Right? By the Principle of Explosion, a self-contradictory statement implies the truth of all statements. If we accepted the Principle of Induction, then the same evidence that proves “When things are dropped, they fall” would also prove “All cats are assholes and there exists at least one cat that is not an asshole,” which would prove every statement we can imagine.

So what does this have to do with falsification in differential diagnosis? Well, imagine you’ve come up with these hypotheses to explain some API slowness you’re troubleshooting:

Hypothesis Alpha: contention on the table cache is too high, so extra latency is introduced for each new table opened

Hypothesis Bravo: we’re hitting our IOPS limit on the EBS volume attached to the database server

There are many test results that would be compatible with Hypothesis Alpha. But unless you craft your tests very carefully, those same results will also be compatible with Hypothesis Bravo. Without a highly specific test for table cache contention, you can’t prove Hypothesis Alpha through a series of observations that agree with it.

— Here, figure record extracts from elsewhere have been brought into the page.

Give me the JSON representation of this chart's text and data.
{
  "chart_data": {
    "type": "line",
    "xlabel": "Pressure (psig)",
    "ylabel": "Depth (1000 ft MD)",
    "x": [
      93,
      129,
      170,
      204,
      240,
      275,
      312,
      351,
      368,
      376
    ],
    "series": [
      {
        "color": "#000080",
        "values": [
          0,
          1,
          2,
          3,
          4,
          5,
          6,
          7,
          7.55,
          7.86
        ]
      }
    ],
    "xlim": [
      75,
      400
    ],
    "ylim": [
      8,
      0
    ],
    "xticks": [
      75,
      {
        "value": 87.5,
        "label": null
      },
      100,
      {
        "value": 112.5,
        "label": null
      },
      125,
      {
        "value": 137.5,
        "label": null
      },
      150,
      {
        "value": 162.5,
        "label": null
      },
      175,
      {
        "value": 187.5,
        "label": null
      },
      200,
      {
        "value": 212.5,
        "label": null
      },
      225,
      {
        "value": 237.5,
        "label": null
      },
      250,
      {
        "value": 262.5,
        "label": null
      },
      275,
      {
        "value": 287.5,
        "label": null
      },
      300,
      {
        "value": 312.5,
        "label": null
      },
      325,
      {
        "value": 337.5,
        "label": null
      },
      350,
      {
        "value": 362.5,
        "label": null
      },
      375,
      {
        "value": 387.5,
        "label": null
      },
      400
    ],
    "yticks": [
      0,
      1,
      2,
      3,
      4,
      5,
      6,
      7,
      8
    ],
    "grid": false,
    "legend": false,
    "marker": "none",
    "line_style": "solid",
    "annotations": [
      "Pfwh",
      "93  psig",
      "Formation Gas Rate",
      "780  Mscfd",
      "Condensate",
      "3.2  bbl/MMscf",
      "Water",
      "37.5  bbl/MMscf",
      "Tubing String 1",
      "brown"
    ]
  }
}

What you can do, however, is try to quickly falsify Hypothesis Bravo by checking some graphs against some AWS configuration data. And if you do that, then Hypothesis Alpha is the your best remaining guess. Now you can start treating for table cache contention on the one hand, and attempting the more time-consuming process (especially if it’s correct!) of falsifying Hypothesis Alpha.

Isn’t this kind of abstract?

Haha OMG yes. It’s the most abstract. But that doesn’t mean it’s not a useful idea.

If it’s your job to troubleshoot problems, you know that tunnel vision is very real. If you focus on generating alternate hypotheses and falsifying them, you can resist tunnel vision’s allure.